Is the ADP ribose site of the Chikungunya virus NSP3 Macro domain a target for antiviral approaches?
MetadataShow full item record
Chikungunya virus (CHIKV) is a mosquito-transmitted virus of special concern as it causes Chikungunya fever, characterized by an acute febrile illness, rash, and arthralgia that can progress to chronic and debilitating arthritic symptoms. The effects of climate change on the geographic distribution of the mosquito vector has the potential to expose more of the globe to this virus. No antiviral agents or vaccines are currently available against CHIKV infection and the development of novel therapies that may lead to a future treatment is therefore necessary. In this context, the ADP-ribose binding site of the CHIKV nsP3 macro domain has been reported as a potential target for the development of antivirals.
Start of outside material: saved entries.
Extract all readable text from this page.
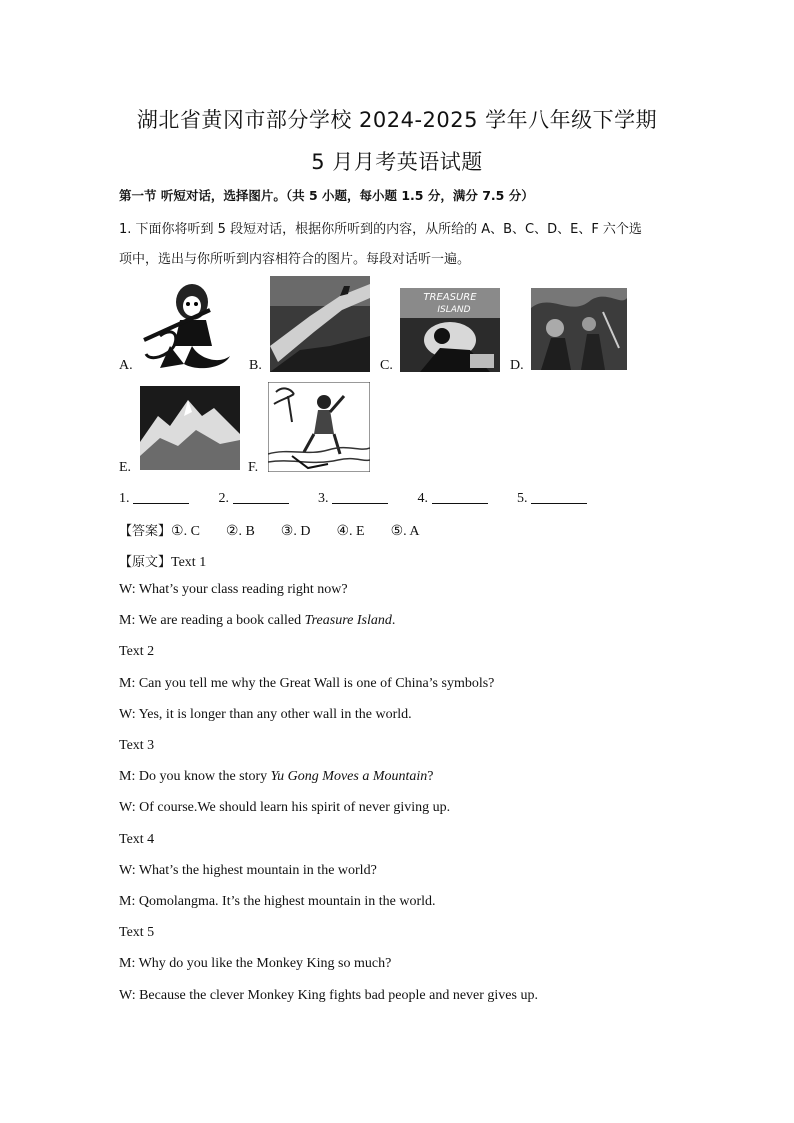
湖北省黄冈市部分学校 2024-2025 学年八年级下学期
5 月月考英语试题
第一节 听短对话，选择图片。（共 5 小题，每小题 1.5 分，满分 7.5 分）
1. 下面你将听到 5 段短对话，根据你所听到的内容，从所给的 A、B、C、D、E、F 六个选
项中，选出与你所听到内容相符合的图片。每段对话听一遍。
A.	B.
TREASURE
ISLAND
C.	D.
E.	F.
1.	2.	3.	4.	5.
【答案】①. C ②. B ③. D ④. E ⑤. A
【原文】Text 1
W: What’s your class reading right now?
M: We are reading a book called Treasure Island.
Text 2
M: Can you tell me why the Great Wall is one of China’s symbols?
W: Yes, it is longer than any other wall in the world.
Text 3
M: Do you know the story Yu Gong Moves a Mountain?
W: Of course.We should learn his spirit of never giving up.
Text 4
W: What’s the highest mountain in the world?
M: Qomolangma. It’s the highest mountain in the world.
Text 5
M: Why do you like the Monkey King so much?
W: Because the clever Monkey King fights bad people and never gives up.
Mutations in the ADP-ribose binding site demonstrated decreased viral replication in cell culture and reduced virulence. In this study, 48,750 small molecules were screened in silico for their ability to bind to the ADP-ribose binding site of the CHIKV nsP3 macro domain. From this in silico analysis, 12 molecules were selected for in vitro analysis using a CHIKV subgenomic replicon in Huh-7 cells. Cell viability and CHIKV replication were evaluated and molecules C5 and C13 demonstrated 53 and 66% inhibition of CHIKV replication, respectively. By using a CHIKV-Dual luciferase replicon contain two reporter genes, we also demonstrated that the treatment with either compounds are probably interfering in the early replication rather than after RNA replication has occurred.